Si AES était persuadée de trouver une solution, le projet présentait toutefois un certain nombre de défis :

« La pièce que nous avons reçue à scanner était en plastique transparent de qualité médicale, mais elle s'était fragilisée avec le temps et avait déjà été réparée plusieurs fois. Étant des ingénieurs, nous avions à cœur de conserver le design de la pièce originale, comme les intersections internes du tube (pour permettre à la même quantité d'air de traverser le tube), et de garantir que la forme de la nouvelle pièce serait la plus proche possible de celle du tube que nous avions reçu, étant donné que c'était le tube le plus confortable pour Mimi, qui en avait rejeté d'autres par le passé. » explique Gordon.

 

Ancien tube respiratoire

Pour mener à bien cette création, l'équipe a utilisé de la craie en aérosol soluble pour rendre la surface opaque et pouvoir ainsi effectuer le scan. Les surfaces initiales de la pièce étaient prêtes en 30 minutes environ grâce à Artec Studio 16 et à Artec Space Spider, le scanner 3D haute résolution basé sur la technologie de la lumière bleue, idéal pour numériser de petits objets ou des détails complexe de grands objets. La pièce a été orientée de deux façons sur un plateau tournant, ce qui a donné lieu à deux scans qui ont ensuite été enregistrés et alignés à l'aide des outils d'AS16 et à des modifications et des suppressions d'anomalies qui ont pu être apportés grâce à des logiciels de CAO.

Ce projet a offert la possibilité de facilement scanner en 3D un vieux tube respiratoire cassé, de l'améliorer, et d'imprimer en 3D de nouveaux tubes, pour permettre à Mimi de respirer de nouveau.

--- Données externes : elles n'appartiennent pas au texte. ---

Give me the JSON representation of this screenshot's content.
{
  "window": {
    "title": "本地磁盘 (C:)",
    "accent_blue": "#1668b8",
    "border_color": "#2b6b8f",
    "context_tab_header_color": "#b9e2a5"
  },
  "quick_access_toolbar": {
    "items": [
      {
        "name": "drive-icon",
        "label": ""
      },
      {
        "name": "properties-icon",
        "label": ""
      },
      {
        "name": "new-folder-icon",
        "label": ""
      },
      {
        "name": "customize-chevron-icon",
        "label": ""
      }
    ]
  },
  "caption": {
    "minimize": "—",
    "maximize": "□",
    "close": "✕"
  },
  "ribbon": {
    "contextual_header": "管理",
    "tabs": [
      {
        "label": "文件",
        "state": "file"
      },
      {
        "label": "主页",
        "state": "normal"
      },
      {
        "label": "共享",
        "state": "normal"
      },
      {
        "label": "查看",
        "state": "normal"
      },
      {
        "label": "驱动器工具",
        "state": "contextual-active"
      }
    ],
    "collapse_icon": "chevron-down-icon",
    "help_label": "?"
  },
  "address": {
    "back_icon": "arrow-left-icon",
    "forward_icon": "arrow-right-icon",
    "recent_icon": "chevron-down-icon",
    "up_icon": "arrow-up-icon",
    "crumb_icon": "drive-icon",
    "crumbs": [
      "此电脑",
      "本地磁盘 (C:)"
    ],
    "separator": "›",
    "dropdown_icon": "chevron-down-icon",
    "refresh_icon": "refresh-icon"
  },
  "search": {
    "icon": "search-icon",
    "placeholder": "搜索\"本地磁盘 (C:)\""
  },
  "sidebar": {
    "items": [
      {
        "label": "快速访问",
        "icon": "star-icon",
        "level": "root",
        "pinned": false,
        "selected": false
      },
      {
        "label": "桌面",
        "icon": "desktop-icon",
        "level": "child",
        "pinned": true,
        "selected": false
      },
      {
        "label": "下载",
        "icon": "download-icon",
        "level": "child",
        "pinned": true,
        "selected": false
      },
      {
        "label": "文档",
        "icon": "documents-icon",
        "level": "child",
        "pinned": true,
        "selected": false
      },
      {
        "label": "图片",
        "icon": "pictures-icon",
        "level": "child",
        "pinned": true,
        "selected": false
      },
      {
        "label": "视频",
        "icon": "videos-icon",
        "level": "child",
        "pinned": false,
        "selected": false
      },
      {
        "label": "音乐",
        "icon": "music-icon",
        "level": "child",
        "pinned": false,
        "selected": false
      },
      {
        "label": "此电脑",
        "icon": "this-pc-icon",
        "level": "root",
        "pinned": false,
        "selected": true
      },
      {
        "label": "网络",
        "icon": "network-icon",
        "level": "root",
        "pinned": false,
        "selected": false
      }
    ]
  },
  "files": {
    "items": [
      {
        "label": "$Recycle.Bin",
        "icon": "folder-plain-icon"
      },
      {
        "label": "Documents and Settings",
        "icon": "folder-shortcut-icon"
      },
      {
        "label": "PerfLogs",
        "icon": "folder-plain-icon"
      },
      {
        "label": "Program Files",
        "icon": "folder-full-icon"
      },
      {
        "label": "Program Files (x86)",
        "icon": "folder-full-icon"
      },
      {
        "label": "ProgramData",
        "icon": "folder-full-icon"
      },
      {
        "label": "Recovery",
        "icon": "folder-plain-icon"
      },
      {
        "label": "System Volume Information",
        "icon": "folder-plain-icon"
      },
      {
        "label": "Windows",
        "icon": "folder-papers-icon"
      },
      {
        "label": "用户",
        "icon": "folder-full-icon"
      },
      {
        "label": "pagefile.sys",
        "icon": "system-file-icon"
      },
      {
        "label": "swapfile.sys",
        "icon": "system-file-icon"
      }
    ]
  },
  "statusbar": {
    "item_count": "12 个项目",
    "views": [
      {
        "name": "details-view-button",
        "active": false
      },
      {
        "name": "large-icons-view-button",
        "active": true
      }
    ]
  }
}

« Nous avons accompli tout cela dans les 24 heures ayant suivi le premier appel de Ben, et avons envoyé le fichier à un fournisseur de services d'impression 3D que Ben avait prévenu et qui s'est rapidement lancé dans la production des pièces. Nous sommes absolument ravis du résultat. Sans le scan, tracer la géométrie manuellement nous aurait pris énormément de temps et d'efforts, étant donné qu'elle était si unique pour Mimi, il était important de garder certaines courbes et dimensions aussi proches que possibles des originales. » explique Gordon.

 

L'opération s'est parfaitement déroulée et Mimi dispose désormais de matériel de rechange en cas de dégradation. Ben travaille actuellement sur un livre relatant les aventures de Mimi.